– Не знаю. Долго.
– Тысячу двести лет по вашему летосчислению. Одну целую две десятых миллениума. Уследить за течением времени помогает общение с новичками, благослови Господь их доверчивые сердца. Двенадцать веков – а это высшая точка на Горе Он, до которой я добрался. И любая бессмысленная туша, если только захочет, может пешочком прогуляться сюда по туннелю. Когда-нибудь это кончится? Неужели в конце концов нет бальзама в Галааде?
Я не мог понять, к чему он клонит.
– Ты хочешь сказать, что не знал о существовании этого туннеля?
– Ну разумеется, я знал об этом туннеле". Их полно, туннелей, ведущих на алеф-один, а если ты желаешь рискнуть и отправиться в пустыню, ты найдешь туннели на алеф-два, на алеф-алеф-нуль, к недоступным кардинальным числам. Я видел их, я заглядывал Богу под юбку, как и другие, – глазел, разинув рот, и уходил домой, оставшись прежним. – Он тяжело вздохнул. – По крайней мере я действительно взобрался на алеф-один.
По крайней мере у меня есть хоть это.
Я попробовал немного поднять его дух.
– Это же фантастика. Франкс, что ты взобрался так высоко. Скажи, как тебе удалось?!
– Я тебе больше скажу, Феликс. – Он уставился на меня одним фасетчатым глазом. – Я полагаю, что, будучи математиком, ты относительно невежествен, если не сказать невосприимчив, в тонкостях мистической мысли?
– Вообще-то я нетипичный математик, Франкс, что бы это в твоем понимании ни значило. Я читал кое-что из Плотина и немного занимался йогой. Но, нет, я не могу сказать, что действительно.
– Вот именно. Ты себя не просвещал. Так мало людей, действительно подготовленных к Саймиону. На Праге все иначе. Даже личинка, даже раб могут рассуждать так, как это сейчас буду делать я с твоего великодушного позволения.
– Только не забывай. Франкс. Я спросил тебя, как ты взобрался на алеф-один.
– Поток слов, обмен мнениями, какое наслаждение получаю я от этого. Специалист в области теории множеств.
Как удачно, что мы встретились, Феликс, и не только для тебя, одного из первых представителей своей расы, с которым я могу разговаривать, как с равным, если не как с жуком. Я почти мог бы сказать, что ты просвещен, если бы не твое прискорбное заблуждение, что ты не умер. Тебе нужно посмотреть в лицо фактам. Прими Свалку, из которой ты происходишь, обоими ее, и только после этого ты сможешь отбросить ее и двигаться вперед.
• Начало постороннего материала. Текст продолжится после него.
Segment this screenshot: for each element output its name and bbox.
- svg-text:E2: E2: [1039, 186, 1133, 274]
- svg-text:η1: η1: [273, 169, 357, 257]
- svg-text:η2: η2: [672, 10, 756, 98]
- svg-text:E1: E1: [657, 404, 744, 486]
Ты уже управляешь белым светом, хотя и при помощи наркотиков, тогда как я только недавно достиг… – Он на минуту замолк, а потом с горечью пробормотал:
– Алеф-один, всего лишь алеф-один.
Похоже, что у него в голове поплыло. Я несколько минут просидел в тишине, обдумывая услышанное. Никто не хотел верить, что я действительно еще жив. Я думал, что я жив, но мне и самому не было ясно, как я собираюсь вернуться назад. Иисус сказал, что мне надо взобраться на вершину Горы Он, а тут Франкс сообщает мне, что за двенадцать веков он сумел подняться только до алеф-одного.
Мне стало интересно, как время здесь соотносится со временем на Земле. Я покинул землю во второй половине дня в четверг. Взлетел с Кэти из Бостона. А что, если я вернусь на Землю, а там пройдут тысячи лет? Моего тела давно уже не будет, и мне останется только вернуться на Саймион. С другой стороны, вполне возможно, что время здесь как бы перпендикулярно земному времени, и как бы долго я тут ни пробыл, когда я вернусь, все еще будет вечер четверга, тридцать первого октября 1973 года.
Я стал думать об Эйприл, о том, как она хмыкала на два тона, когда была счастлива. Мы познакомились в автобусе давным-давно, в 1965-м. У нее тогда была короткая стрижка и губная помада, и она слушала меня, как никогда не слушал никто другой. Она, наверное, беспокоится обо мне, вдруг подумал я. Я почти увидел, как она катит коляску с малюткой Айрис вниз по Тунцовой улице, белокурые локоны ребенка, гладкие темные волосы Эйприл, она поворачивает голову, смотрит…
– Ну и? – прервал мои мысли Франкс.
– Что? – В меня неприятно врезался камушек, на который я сел, и я немного подвинулся влево.